There was a pounding of paws on the ground, and I nearly jumped out of my skin, as soon as I finished tugging my t-shirt over my head, finding myself staring down at my three year old German Shepard, Artemis.
“Jeez, Artemis.” I grumbled, clamping I hand over my mouth, and letting out a shaky breath. “You scared me half out of my skin…” I muttered, as I sighed quietly, turning and closing the medicine cabinet.
My shoulders still held a slight tremor to them, and I just sighed. “What’s a little blood for a job well done?” I muttered mostly to myself, as I watched the large dog cock his head to the side.

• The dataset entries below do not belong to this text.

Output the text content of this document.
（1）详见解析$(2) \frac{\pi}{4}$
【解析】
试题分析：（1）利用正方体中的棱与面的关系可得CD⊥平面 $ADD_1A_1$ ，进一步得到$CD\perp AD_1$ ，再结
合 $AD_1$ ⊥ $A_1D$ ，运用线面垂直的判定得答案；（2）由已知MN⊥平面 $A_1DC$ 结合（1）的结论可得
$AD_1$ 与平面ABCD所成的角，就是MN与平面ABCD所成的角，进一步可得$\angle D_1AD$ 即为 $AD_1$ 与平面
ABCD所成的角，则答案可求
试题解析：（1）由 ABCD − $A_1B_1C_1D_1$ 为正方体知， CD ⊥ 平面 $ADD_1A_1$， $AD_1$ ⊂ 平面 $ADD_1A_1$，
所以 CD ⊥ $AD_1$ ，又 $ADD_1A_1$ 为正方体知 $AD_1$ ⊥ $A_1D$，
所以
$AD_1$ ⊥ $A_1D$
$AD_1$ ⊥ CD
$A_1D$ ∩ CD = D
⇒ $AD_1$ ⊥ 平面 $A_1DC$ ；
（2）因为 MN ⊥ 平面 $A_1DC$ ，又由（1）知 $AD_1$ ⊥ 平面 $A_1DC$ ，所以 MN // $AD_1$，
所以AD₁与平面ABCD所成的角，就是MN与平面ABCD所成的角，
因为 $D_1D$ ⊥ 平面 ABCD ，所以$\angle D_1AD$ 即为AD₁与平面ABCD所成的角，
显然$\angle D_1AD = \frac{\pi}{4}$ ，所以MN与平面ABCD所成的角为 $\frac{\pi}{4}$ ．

“Don’t look at me like that Artemis…” I grumbled quietly, as I groaned and held a hand to my forehead, which was starting to throb. Just earning a bark from the wolf-like dog, who spun in a circle and then bound off towards the kitchen.
I merely rolled her eyes, and rubbed my sore temples slightly, before I ran off to where the dog had gone. Fishing around in the fridge until I found a can of mountain dew, and cracking the top. Shutting the fridge with her foot, I grabbed a bag of chex mix from the closet. That was my meal after every job…in my case, it helped to calm my nerves.
Sometimes just feeling normal for a while…calms my nerves.

The author's comments:
This one is a bit more dramatic than any other installments.